‘Tiempo de silencio’ o tiempo de ausencias, de Luis Martín-Santos

Decálogo de libros del 1 al 10, realizado en diez días (sin que el orden denote prelación), que intenta recordar, comentar, destacar aspectos esenciales de algunas de las obras literarias que han sido decisivas para mí. En tiempos de pandemia los libros nos salvan de la vida. La elección está sujeta a razones subjetivas y, por supuesto, injustas, como en cualquier selección. Por el camino quedan obras memorables, autores capitales que no pueden ser contenidos en este decálogo de lecturas, tan reducido como su nombre indica.

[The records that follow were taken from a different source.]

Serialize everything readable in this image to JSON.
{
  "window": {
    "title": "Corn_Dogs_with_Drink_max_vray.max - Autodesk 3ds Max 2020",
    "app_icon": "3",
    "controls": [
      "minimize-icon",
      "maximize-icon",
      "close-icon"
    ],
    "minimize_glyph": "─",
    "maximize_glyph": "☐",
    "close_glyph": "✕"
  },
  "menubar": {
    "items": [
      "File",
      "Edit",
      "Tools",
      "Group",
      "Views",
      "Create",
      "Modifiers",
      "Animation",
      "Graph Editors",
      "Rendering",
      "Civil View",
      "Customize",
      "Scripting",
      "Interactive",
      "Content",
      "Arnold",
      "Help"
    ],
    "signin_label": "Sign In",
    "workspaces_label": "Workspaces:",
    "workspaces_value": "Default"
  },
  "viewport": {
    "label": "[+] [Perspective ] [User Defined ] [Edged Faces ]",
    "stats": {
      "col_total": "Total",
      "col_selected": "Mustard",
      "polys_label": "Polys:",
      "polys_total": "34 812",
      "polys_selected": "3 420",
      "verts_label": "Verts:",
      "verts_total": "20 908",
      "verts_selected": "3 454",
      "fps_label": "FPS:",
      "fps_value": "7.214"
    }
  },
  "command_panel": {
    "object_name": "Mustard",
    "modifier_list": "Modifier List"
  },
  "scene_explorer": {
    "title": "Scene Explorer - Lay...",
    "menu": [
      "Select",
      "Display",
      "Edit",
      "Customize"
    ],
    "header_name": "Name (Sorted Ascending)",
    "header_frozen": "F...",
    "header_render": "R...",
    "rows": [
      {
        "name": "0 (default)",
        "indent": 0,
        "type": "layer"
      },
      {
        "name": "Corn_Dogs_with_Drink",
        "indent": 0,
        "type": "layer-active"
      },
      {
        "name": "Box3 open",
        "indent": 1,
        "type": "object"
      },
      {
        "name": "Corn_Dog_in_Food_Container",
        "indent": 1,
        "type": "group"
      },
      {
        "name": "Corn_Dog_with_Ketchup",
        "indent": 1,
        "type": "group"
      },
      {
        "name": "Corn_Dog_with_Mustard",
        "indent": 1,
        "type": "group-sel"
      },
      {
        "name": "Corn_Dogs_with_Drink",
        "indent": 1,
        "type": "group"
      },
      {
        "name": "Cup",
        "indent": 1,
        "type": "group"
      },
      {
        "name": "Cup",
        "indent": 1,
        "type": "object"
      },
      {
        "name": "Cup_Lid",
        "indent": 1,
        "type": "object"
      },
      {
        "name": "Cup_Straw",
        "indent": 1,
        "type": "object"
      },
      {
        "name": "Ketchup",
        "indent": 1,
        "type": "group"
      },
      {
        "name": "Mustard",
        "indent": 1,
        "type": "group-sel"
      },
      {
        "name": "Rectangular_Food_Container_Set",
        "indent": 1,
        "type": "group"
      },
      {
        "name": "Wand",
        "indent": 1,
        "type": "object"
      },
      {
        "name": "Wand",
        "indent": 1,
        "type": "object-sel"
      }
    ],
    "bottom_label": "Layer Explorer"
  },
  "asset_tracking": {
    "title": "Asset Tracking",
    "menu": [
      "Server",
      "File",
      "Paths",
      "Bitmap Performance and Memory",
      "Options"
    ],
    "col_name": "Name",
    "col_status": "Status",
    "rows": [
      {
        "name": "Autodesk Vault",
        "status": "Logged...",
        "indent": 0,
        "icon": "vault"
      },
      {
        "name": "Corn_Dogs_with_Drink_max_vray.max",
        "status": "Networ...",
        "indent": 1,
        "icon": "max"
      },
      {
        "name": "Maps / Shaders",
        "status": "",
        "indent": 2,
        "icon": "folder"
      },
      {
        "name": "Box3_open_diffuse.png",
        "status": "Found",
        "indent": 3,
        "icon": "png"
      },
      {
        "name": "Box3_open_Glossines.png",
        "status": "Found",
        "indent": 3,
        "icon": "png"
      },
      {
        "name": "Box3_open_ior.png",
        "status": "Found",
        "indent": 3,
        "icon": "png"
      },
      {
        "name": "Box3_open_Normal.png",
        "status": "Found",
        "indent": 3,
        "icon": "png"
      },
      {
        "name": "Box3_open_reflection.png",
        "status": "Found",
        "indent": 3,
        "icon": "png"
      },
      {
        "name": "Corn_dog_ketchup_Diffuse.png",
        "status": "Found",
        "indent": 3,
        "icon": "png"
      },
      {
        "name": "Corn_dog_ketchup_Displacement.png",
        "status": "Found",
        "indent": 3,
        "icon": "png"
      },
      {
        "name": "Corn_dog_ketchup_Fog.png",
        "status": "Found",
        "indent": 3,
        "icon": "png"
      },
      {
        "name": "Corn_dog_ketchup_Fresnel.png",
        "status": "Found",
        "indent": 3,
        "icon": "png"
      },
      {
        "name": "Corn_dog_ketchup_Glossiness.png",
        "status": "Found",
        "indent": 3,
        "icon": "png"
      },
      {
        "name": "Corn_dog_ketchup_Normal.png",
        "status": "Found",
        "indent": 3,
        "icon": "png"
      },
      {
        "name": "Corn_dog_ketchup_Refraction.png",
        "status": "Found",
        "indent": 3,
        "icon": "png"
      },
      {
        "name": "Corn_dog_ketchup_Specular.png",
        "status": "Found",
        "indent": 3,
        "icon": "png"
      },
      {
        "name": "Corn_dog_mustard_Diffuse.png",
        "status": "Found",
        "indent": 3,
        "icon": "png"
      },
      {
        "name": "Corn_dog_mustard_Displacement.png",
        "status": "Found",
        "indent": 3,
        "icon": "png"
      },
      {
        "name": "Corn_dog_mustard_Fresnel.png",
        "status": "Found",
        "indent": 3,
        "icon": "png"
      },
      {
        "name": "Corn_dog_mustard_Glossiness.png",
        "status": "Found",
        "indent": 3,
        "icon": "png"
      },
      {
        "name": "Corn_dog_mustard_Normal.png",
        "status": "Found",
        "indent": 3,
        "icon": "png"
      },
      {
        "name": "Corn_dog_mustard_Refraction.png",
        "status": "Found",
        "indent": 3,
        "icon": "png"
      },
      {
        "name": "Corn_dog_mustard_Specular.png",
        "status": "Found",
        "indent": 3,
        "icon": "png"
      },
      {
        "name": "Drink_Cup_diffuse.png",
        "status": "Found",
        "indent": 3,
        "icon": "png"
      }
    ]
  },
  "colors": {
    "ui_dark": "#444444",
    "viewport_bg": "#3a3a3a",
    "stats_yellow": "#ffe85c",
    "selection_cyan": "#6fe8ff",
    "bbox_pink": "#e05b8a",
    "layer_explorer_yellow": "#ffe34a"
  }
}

DÍA 1: Tiempo de silencio, de Luis Martín-Santos

Acepto el relevo de mi estimado y admirado Omar Villasana y empiezo, diariamente durante 10 días, a dejar constancia de esos libros especiales para mí. Quiero hablar de aquellas historias que me impactaron por la razón que fuera, que con la fuerza de sus palabras me han hecho como soy.

Hoy, día 1, empiezo con la novela de Luis Martín-Santos, Tiempo de silencio. No es la primera lectura en subyugarme, pero cronologías aparte, su título marca un hito, adquiere en estos días una significación implacable. Cuando alguien logre escribir la novela de nuestro tiempo, con la implacable pandemia del Sars Covid-19, bien podría titularla: Tiempo de ausencias. Por esa razón la he escogido.

Tiempo de silencio es una novela imprescindible. Se publicó por vez primera en 1961 en Seix Barral, y la edición que os muestro es del 85, de la misma editorial. Su autor, psiquiatra de profesión, denuncia el atraso cultural y científico de la España empobrecida de 1949. Me impresionó muchísimo su descripción de la pobreza en las chabolas, cómo criaban ratas para venderlas a los laboratorios científicos, que subsistían en precario. La vida infrahumana de esas personas las conducía también a una miseria moral que Martín-Santos describe con un estilo fuera del orden imperante en el panorama español de la época.

A día de hoy me sigue pareciendo una obra memorable y lamento profundamente que su autor falleciera tan pronto, a la edad de cuarenta años. Al menos él nos dejó su Tiempo de silencio. Otros no han tenido la misma suerte.

La vida puede ser dura pero, a veces, la gente del pueblo qué carnes tan apretaditas tienen y qué bien saben andar o hacer gestos o reír disparatadamente cuando nada provoca a la risa o estremecerse como de voluptuosidad, cuando lo único que ocurre es que hace sol o que el aire está limpio. Esa engañosa belleza de la juventud que parece tapar la existencia de verdaderos problemas, esa gracia de la niñez, esa turgencia de los diecinueve años, esa posibilidad de que los ojos brillen desde cuando aún se soportan desde sólo tres o cuatro lustros la miseria y la escasez y el esfuerzo, confunden muchas veces y hacen parecer  que no está tan mal todo lo que verdaderamente está muy mal.